20.   What about Ms. Robinson’s counterclaim for $850 in lost rental income? Ms. Robinson says that due to Ms. Grandel and LR’s sudden departure and failure to provide 30 days’ notice, she was unable to re-rent the two rooms until July 1 and September 1, 2019, respectively. Although she says she is out a total of 4 months’ rent for the two empty rooms, Ms. Robinson only seeks $850, for June’s lost rental income for one of the bedrooms.

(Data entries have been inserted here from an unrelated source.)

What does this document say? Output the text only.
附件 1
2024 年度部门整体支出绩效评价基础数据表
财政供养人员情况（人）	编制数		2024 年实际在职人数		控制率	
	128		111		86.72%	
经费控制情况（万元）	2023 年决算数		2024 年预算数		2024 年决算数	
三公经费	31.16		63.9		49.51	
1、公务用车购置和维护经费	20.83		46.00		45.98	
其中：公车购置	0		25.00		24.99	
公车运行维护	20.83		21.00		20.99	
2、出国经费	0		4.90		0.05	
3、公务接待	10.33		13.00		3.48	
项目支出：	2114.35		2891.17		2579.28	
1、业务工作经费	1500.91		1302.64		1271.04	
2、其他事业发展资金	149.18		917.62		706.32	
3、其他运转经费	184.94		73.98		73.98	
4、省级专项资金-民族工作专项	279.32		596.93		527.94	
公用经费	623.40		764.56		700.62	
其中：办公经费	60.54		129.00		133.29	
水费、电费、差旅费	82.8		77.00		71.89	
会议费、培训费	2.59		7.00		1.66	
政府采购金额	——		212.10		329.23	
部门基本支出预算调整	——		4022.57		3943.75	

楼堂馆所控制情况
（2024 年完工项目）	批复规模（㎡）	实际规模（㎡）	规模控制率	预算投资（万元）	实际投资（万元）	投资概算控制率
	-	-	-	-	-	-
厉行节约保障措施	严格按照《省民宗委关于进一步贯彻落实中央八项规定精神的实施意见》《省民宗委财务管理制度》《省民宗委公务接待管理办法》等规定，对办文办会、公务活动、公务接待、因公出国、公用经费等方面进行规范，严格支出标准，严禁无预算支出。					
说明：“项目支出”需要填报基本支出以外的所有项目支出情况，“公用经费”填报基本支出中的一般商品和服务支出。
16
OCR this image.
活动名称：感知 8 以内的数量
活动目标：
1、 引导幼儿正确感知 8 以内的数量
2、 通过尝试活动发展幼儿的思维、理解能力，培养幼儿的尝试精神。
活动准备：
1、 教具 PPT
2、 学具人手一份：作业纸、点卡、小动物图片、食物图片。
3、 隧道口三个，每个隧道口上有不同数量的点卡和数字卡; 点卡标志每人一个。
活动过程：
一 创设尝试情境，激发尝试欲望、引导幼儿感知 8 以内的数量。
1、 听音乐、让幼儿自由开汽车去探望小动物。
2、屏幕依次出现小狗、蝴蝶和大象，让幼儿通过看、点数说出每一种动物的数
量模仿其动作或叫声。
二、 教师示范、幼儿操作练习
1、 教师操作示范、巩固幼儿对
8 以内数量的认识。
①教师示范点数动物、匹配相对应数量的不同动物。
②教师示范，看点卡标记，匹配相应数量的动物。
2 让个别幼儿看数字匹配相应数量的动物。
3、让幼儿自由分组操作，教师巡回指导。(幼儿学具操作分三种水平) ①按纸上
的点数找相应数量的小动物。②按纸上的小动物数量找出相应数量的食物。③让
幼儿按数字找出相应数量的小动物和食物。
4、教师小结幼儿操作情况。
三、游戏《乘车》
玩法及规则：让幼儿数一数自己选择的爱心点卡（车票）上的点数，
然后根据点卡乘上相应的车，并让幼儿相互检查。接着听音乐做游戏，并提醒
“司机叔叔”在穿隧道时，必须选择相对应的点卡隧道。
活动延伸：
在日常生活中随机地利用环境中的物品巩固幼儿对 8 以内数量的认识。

21.   In support of her claim, Ms. Robinson relies on the unsigned rental agreement which requires 30 days’ notice to end the tenancy. I find this unsigned agreement did not govern the parties’ agreement as it was not received until after Ms. Grandel moved in and there is no indication there was agreement between the parties about the contained terms. Further, as noted above, I find there was no legal contract between the parties because there was no meeting of the minds about the rental property. As a result, I find Ms. Robinson has not proven she is entitled to any lost rental income because the 30 days’ notice term is not part of any enforceable agreement. Additionally, as Ms. Robinson requested Ms. Grandel leave “asap”, or in any event by the end of May, I find she is not entitled to lost rental income for June.

22.   In summary, I find Ms. Grandel is entitled to a refund of $858.33. I dismiss Ms. Robinson’s counterclaim. Ms. Grandel is entitled to pre-judgment interest on the $858.33 under the Court Order Interest Act. Calculated from May 5, 2019, the date she vacated the property, this amounts to $15.55.

23.   Under section 49 of the CRTA, and the tribunal rules, a successful party is generally entitled to the recovery of their tribunal fees and dispute-related expenses. I see no reason to deviate from that general rule. As Ms. Grandel was successful, I find she is entitled to reimbursement of $125 in paid tribunal fees. As Ms. Robinson was not successful in her counterclaim, I dismiss her claim for tribunal fees. Neither party claimed dispute-related expenses.

ORDERS

24.   Within 30 days of the date of this decision, I order the respondent and applicant by counterclaim, Jill Robinson, to pay the applicant and respondent by counterclaim, Megan Grandel, a total of $998.88, broken down as follows:

a.    $858.33 in debt for a refund of rent and a damage deposit,

b.    $15.55 in pre-judgment interest under the Court Order Interest Act, and

c.    $125 in tribunal fees.

25.   Ms. Grandel is also entitled to post-judgment interest, as applicable.

26.   Ms. Robinson’s counterclaim is dismissed.

27.   Under section 48 of the CRTA, the tribunal will not provide the parties with the order giving final effect to this decision until the time for making a notice of objection under section 56.1(2) has expired and no notice of objection has been made. The time for filing a notice of objection is 28 days after the party receives notice of the tribunal’s final decision. The Minister of Public Safety and Solicitor General has issued Ministerial Order No. M086 under the Emergency Program Act, which says that tribunals may waive, extend or suspend a mandatory time period. The tribunal can only waive, suspend or extend mandatory time periods during the declaration of a state of emergency. After the state of emergency ends, the tribunal will not have this ability. A party should contact the tribunal as soon as possible if they want to ask the tribunal to consider waiving, suspending or extending the mandatory time to file a Notice of Objection to a small claims dispute.

28.   Under section 58.1 of the CRTA, a validated copy of the tribunal’s order can be enforced through the Provincial Court of British Columbia. A tribunal order can only be enforced if it is an approved consent resolution order, or, if no objection has been made and the time for filing a notice of objection has passed. Once filed, a tribunal order has the same force and effect as an order of the Provincial Court of British Columbia.